Jody Castricano studies ethics and has written a book entitled Animal Subjects:


“Animal Subjects…is…a major contribution to the overlapping interdisciplinary field variously named animal studies, human-animal studies, or even critical animal studies, depending on one’s ethical and political commitments. The text is unique in that it treads a line between abstract academic and more accessible and overtly political writing. Consequently, the text will likely make people nervous on both sides of the current debates about what role, if any, advocacy should have within animal studies. On one hand, there is a fear that rigorous scholarship often suffers under the desire to ameliorate or abolish animals’ suffering and use. On the other, there is a concern that the animals of animal studies are now regarded as the next reservoir of interesting topics to tap, without any kind of accountability to the billions of non-human beings who are harmed through institutionalized animal practices. Fortunately, Animal Subjects works against the notion that careful scholarship and political weight are inversely proportional…. The insightful text demands that we confront the limitations and myriad contradictions in various schools of thought, such as ecology, sociobiology, legal discourse and philosophy among others…ground-breaking…. Hopefully, Animal Subjects is just the beginning.”

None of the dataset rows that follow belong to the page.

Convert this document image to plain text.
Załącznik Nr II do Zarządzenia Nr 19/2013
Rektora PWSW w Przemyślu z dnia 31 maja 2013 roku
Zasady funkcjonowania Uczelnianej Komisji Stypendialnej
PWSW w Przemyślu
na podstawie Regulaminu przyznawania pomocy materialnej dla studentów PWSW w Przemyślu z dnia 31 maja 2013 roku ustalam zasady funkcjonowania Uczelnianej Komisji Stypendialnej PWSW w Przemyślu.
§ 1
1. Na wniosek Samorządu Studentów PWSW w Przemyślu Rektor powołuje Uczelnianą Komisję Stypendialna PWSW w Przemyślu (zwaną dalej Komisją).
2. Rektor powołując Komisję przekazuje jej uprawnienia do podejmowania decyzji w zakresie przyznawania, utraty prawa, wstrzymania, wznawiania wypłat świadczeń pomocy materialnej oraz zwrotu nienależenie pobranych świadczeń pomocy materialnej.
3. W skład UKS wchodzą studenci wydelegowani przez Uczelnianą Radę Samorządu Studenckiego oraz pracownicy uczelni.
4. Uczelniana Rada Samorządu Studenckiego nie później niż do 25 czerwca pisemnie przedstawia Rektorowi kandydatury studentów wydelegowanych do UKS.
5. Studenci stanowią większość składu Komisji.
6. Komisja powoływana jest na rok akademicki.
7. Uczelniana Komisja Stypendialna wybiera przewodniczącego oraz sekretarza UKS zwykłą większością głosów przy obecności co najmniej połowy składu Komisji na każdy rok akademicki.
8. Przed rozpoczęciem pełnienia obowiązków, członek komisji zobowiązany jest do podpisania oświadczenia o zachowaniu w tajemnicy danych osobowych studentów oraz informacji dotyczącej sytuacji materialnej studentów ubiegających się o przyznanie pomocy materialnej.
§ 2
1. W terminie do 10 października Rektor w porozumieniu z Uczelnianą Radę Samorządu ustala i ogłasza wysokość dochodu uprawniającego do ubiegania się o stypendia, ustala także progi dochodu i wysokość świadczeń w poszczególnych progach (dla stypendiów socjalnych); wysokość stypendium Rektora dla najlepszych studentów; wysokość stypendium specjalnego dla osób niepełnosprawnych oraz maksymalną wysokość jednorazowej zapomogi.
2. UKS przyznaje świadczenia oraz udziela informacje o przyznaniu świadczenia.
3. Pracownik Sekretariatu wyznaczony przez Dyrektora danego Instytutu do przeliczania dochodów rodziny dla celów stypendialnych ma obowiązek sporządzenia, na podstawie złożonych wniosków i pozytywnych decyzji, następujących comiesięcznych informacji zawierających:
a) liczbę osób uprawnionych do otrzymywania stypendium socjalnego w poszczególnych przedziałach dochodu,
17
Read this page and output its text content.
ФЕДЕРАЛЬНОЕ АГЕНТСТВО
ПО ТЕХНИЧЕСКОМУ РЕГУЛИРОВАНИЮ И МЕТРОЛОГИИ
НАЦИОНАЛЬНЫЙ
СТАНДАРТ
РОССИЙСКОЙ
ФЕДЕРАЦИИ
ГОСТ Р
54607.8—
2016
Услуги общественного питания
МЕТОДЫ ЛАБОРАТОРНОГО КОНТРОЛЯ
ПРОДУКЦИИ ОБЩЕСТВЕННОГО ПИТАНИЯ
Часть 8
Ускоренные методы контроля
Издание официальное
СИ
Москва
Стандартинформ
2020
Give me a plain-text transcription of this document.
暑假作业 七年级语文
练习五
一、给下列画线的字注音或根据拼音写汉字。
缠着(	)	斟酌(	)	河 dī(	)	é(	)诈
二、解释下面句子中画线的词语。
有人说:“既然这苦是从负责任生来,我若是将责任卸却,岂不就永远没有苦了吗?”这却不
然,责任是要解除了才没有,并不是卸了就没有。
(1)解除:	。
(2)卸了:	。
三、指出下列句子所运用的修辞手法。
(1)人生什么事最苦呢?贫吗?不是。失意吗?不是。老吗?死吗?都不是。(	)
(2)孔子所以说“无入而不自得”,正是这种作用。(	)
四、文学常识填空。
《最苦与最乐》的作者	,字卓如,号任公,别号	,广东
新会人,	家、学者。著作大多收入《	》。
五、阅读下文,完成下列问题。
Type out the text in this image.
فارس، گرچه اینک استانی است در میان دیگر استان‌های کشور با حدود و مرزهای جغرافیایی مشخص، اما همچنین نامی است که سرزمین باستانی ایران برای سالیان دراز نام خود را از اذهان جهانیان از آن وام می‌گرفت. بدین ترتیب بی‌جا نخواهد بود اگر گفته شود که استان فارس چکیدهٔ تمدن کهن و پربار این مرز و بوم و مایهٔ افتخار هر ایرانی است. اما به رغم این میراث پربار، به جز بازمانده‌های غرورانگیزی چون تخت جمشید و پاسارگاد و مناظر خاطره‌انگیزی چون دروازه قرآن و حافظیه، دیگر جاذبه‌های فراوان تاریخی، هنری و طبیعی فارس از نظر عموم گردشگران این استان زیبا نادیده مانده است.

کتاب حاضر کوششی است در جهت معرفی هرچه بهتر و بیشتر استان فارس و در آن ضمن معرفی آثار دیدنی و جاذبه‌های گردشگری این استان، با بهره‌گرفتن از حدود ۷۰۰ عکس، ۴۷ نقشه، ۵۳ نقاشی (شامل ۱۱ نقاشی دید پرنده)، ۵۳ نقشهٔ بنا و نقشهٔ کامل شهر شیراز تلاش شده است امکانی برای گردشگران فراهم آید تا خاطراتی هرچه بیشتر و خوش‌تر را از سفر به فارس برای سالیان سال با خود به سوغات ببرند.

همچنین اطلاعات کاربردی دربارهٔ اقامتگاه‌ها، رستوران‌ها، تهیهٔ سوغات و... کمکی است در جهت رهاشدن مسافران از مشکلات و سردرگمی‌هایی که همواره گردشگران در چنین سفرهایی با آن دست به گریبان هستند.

— Lauren E.J. Corman, Topia


It makes me very curious to see how those in the scientific community, who are supposedly on the leading edge of open minded thinking are still so deeply entrenched in what I would call medieval thinking. Critical thinking, in my opinion results in a logical, thoughtful, conscious review of one’s own actions and how they affect others.  It also explores many concepts and questions about our perceived truths and cultural idea’s.  Free thinking is an expansion of awareness. I would personally encourage all of those deeply entrenched in such thinking who accept unquestioningly the concept of using other beings as subject matter rather than subject beings to read her work. Perhaps if they were to begin exploring their own inner thinking and to really apply the same valuable critical thinking skills that philosophy demands, these pseudo scientists would arrive at the same ideal that many of us have:


Buddha:  May all that have life be delivered from suffering.
Louis J. Camuti:  “Love of animals is a universal impulse, a common ground on which all of us may meet. By loving and understanding animals, perhaps we humans shall come to understand each other.”
Charles Darwin: “There is no fundamental difference between man and the higher animals in their mental faculties… The lower animals, like man, manifestly feel pleasure and pain, happiness, and misery.”
Leonardo Da Vinci:  “The time will come when men such as I will look upon the murder of animals as they now look upon the murder of men.”
Jeremy Bentham: “The question is not, “Can they reason?” nor, “Can they talk?” but rather, “Can they suffer?”


There have been men and women, great scientists and thinkers far more intelligent than those currently experimenting on animals who were horrified that men were capable of harming such innocent beings.  I think perhaps it is time to take a lesson in kindness, compassion and in depth analysis from those who have walked this path before.